After what was described as a cordial meeting between the IMF’s managing director, Christine Lagarde, and the Greek prime minister, Alexis Tsipras, on the sidelines of the World Economic Forum in Davos, the fund said it was only prepared to support the recession-ravaged eurozone country on a strings-attached basis.
It said Greece had to be prepared to implement a tough package of economic reform and the country’s eurozone partners had to be willing to write down Greece’s debts.
The IMF took part in the first two Greek bailouts but is concerned that, at 175% of GDP, Greece’s debts are too burdensome and will prevent a lasting recovery.

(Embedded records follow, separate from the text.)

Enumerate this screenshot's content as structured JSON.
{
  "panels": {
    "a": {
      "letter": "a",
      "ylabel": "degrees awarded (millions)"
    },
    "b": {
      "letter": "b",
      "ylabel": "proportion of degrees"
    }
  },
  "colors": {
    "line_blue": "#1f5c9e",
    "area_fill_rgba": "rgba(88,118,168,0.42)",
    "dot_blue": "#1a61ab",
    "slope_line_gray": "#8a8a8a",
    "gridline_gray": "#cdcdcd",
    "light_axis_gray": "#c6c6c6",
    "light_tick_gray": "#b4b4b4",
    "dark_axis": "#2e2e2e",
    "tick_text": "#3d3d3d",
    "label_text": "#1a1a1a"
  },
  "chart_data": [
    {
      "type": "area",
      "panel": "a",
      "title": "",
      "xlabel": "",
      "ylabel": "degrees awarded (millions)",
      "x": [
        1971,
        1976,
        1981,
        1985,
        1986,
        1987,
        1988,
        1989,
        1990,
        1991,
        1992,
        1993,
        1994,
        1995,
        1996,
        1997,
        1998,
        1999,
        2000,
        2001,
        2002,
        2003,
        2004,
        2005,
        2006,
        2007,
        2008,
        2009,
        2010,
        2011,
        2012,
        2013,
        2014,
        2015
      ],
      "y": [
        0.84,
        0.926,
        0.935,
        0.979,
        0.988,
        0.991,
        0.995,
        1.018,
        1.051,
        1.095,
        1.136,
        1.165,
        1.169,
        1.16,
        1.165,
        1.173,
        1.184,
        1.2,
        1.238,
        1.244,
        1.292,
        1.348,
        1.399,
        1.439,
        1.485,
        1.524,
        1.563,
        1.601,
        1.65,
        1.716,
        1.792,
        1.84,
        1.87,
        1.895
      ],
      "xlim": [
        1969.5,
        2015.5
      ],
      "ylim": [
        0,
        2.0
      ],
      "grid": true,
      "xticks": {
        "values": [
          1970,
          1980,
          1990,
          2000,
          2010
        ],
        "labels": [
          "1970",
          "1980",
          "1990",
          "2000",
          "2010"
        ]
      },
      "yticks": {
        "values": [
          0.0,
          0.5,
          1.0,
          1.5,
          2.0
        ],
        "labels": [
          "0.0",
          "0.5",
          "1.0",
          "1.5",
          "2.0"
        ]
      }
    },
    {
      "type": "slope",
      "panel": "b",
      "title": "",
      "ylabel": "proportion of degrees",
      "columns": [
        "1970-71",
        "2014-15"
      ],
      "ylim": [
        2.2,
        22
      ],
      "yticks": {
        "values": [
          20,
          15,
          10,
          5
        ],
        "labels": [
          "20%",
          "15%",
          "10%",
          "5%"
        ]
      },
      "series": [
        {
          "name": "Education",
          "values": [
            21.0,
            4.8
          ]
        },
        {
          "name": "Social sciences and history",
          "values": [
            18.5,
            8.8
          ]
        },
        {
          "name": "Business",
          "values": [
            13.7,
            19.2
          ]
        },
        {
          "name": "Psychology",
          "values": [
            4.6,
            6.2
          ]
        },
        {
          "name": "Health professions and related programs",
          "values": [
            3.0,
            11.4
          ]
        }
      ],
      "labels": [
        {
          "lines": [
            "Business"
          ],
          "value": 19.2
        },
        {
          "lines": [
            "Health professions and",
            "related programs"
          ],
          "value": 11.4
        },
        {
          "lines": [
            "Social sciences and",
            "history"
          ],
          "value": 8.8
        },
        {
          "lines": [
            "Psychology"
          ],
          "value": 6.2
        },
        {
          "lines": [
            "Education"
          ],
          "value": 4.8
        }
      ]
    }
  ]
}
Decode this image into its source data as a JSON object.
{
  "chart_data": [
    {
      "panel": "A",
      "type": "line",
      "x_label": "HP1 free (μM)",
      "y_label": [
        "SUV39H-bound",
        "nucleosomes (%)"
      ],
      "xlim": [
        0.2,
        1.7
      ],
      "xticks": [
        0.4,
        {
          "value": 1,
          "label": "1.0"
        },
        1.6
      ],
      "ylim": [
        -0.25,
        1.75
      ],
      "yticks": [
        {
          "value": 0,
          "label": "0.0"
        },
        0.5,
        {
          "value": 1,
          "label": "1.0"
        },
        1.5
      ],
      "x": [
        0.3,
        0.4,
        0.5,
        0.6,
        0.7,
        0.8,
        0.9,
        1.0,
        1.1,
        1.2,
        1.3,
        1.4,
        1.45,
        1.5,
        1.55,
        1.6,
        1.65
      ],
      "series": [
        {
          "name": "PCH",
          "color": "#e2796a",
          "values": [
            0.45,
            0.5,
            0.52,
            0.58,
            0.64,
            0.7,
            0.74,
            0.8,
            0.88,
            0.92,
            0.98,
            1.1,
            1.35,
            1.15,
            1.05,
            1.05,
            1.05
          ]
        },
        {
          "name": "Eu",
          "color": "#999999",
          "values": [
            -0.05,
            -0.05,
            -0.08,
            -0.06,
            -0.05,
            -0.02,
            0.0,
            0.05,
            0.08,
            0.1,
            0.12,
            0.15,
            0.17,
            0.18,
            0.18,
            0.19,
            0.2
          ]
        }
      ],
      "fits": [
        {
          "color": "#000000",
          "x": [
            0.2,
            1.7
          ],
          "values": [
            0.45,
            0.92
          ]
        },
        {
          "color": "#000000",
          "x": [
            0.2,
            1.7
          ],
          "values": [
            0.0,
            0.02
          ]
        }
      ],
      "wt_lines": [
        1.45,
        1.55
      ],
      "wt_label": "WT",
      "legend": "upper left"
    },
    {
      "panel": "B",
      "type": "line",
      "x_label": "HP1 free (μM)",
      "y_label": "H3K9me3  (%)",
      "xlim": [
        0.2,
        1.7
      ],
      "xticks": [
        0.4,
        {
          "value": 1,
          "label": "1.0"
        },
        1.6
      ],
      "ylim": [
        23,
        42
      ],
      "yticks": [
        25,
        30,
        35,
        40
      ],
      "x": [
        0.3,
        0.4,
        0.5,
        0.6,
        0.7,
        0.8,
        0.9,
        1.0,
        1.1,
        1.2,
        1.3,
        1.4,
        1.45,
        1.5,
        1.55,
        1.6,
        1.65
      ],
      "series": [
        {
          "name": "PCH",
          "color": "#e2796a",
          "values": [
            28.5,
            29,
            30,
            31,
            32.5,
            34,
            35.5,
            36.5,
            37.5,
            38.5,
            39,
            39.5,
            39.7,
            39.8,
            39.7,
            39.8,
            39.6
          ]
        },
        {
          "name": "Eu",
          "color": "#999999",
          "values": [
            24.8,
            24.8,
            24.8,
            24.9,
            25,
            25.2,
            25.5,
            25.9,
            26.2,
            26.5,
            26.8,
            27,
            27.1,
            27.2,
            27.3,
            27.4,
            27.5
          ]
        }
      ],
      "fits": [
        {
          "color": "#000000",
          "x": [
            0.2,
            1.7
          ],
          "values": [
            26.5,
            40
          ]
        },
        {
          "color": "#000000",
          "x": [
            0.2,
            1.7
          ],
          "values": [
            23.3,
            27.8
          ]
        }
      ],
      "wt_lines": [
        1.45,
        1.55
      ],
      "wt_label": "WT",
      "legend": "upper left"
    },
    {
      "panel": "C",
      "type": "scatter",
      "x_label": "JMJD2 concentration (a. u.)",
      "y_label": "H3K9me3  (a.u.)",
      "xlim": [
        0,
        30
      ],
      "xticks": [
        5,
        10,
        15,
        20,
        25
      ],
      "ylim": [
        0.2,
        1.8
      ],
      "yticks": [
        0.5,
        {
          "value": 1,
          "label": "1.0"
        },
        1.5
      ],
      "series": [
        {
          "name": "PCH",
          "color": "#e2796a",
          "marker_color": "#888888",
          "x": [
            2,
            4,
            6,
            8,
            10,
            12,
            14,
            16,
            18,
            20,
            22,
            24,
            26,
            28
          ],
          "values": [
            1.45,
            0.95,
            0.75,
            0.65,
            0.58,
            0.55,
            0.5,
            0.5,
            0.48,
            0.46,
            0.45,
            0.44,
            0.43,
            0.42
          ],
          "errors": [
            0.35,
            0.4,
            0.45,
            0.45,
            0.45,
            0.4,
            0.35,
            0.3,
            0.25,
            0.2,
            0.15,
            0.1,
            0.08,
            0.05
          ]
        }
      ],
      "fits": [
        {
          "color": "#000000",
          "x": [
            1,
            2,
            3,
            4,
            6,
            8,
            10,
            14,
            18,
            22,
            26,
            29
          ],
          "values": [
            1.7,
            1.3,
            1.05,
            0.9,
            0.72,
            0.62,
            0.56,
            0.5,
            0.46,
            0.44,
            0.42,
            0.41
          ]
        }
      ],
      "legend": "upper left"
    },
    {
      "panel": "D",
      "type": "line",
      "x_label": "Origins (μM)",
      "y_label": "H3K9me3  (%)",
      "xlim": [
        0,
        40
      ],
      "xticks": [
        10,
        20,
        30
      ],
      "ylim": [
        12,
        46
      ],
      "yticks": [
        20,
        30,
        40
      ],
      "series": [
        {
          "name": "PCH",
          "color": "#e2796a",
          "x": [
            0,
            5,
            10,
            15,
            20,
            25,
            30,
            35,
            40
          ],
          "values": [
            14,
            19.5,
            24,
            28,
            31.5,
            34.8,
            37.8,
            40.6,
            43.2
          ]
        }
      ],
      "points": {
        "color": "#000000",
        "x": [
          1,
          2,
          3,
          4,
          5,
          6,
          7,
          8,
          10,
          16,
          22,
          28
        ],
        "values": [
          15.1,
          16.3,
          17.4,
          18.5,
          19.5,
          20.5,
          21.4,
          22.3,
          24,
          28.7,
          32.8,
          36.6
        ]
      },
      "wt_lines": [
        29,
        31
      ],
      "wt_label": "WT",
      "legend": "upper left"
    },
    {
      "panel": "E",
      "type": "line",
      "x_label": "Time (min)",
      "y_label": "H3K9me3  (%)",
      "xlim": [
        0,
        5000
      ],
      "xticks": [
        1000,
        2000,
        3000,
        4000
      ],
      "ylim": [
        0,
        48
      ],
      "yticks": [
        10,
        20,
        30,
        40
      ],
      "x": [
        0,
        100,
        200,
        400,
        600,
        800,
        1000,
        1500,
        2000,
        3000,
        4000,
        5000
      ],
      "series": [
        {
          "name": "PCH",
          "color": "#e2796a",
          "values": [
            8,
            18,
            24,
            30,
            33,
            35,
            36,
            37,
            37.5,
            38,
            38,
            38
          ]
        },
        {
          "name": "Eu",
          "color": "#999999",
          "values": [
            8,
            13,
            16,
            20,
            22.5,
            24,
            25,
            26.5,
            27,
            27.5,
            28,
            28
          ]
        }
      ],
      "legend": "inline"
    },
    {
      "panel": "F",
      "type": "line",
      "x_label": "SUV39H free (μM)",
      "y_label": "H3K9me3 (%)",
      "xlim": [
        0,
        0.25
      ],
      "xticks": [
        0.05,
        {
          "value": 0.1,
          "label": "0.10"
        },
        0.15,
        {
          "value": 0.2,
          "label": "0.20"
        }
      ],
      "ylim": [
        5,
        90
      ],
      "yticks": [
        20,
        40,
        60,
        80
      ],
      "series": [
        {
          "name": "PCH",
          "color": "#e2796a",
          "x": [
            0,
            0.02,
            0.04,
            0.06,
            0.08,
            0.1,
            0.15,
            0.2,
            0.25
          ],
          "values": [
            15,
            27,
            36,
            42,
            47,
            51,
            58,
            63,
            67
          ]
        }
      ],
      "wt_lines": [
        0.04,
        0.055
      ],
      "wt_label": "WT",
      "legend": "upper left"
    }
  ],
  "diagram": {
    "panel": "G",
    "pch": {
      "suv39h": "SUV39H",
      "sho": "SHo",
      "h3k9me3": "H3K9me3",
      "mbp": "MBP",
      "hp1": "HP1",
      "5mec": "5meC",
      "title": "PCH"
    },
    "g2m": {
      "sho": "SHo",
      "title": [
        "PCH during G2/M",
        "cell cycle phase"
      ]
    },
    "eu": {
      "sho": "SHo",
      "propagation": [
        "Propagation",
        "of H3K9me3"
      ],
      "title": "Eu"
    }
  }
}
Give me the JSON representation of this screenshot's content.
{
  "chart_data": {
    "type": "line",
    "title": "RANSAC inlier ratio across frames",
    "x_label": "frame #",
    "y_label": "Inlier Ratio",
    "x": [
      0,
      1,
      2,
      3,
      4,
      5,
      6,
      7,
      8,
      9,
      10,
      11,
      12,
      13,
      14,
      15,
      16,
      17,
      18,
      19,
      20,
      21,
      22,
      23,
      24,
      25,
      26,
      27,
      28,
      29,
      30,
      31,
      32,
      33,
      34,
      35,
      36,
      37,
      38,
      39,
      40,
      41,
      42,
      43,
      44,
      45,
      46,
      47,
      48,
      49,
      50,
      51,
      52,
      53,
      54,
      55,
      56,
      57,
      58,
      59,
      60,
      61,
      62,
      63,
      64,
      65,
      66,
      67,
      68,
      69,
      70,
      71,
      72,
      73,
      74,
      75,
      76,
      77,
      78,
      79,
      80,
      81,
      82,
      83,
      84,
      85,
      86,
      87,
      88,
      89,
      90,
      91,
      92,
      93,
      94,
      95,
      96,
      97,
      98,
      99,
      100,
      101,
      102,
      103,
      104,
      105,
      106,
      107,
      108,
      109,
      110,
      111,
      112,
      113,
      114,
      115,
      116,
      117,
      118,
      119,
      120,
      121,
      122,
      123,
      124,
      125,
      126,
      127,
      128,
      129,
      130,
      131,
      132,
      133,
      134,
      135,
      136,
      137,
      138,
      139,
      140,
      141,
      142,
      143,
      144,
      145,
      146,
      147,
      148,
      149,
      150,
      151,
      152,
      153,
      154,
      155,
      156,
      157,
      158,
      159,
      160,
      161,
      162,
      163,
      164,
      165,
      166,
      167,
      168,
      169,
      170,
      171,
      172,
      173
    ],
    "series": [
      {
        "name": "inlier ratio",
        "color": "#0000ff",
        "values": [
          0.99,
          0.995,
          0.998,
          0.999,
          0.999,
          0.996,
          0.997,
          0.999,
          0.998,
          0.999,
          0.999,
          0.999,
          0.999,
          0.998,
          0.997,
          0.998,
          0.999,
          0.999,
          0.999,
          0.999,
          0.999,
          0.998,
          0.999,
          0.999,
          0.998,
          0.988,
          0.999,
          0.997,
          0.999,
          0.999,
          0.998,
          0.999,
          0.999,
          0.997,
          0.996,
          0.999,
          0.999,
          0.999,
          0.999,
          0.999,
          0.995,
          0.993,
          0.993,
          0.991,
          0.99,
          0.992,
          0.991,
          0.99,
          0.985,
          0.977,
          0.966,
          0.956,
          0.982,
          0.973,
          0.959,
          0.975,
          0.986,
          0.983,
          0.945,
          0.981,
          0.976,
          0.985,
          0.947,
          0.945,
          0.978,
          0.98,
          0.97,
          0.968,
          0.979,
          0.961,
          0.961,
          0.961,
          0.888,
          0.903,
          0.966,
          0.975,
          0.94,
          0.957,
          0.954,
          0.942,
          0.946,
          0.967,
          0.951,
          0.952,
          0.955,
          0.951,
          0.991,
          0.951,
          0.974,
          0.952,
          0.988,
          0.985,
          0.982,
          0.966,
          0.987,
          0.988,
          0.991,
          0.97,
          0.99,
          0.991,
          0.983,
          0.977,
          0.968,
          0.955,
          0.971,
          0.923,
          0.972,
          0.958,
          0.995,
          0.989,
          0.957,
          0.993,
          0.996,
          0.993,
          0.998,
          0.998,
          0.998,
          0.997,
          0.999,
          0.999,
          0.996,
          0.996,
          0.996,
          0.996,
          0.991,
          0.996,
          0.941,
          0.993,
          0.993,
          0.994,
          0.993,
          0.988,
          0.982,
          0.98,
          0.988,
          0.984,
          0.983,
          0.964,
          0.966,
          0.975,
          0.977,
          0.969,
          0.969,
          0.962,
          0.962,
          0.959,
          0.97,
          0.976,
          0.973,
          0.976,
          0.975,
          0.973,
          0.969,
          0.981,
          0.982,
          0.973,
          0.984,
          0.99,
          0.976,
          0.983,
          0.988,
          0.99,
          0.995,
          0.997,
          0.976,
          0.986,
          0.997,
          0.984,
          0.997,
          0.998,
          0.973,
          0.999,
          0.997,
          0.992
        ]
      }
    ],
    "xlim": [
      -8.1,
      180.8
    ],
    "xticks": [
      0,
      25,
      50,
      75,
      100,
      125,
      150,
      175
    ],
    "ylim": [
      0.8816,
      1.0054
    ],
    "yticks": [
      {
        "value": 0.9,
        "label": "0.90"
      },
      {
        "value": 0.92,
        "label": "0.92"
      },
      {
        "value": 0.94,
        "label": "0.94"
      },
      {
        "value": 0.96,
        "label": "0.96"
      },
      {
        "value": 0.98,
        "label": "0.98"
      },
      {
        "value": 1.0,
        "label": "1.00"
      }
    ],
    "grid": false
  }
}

Lagarde told Tsipras the IMF regarded reform of Greece’s pension system, which accounts for 10% of GDP, as vital.
The IMF said of the talks: “The managing director reiterated that the IMF stands ready to continue to support Greece in achieving robust economic growth and sustainable public finances through a credible and comprehensive medium-term economic programme.
“Such a programme would require strong economic policies, not least pension reforms as well as significant debt relief from Greece’s European partners to ensure that debt is on a sustainable downward trajectory.”
The Greek government said the talks had been sincere.
Earlier in the day, Tsipras told Davos he was committed to reforming the Greek economy, which lost 25% of its GDP through austerity programmes which sent jobless rates to twice the eurozone average. But he criticised Europe’s insistence on lowering budget deficits, saying: “We must all understand that, next to balanced budgets, we must also have growth … We need to be more realistic, and show more solidarity too.”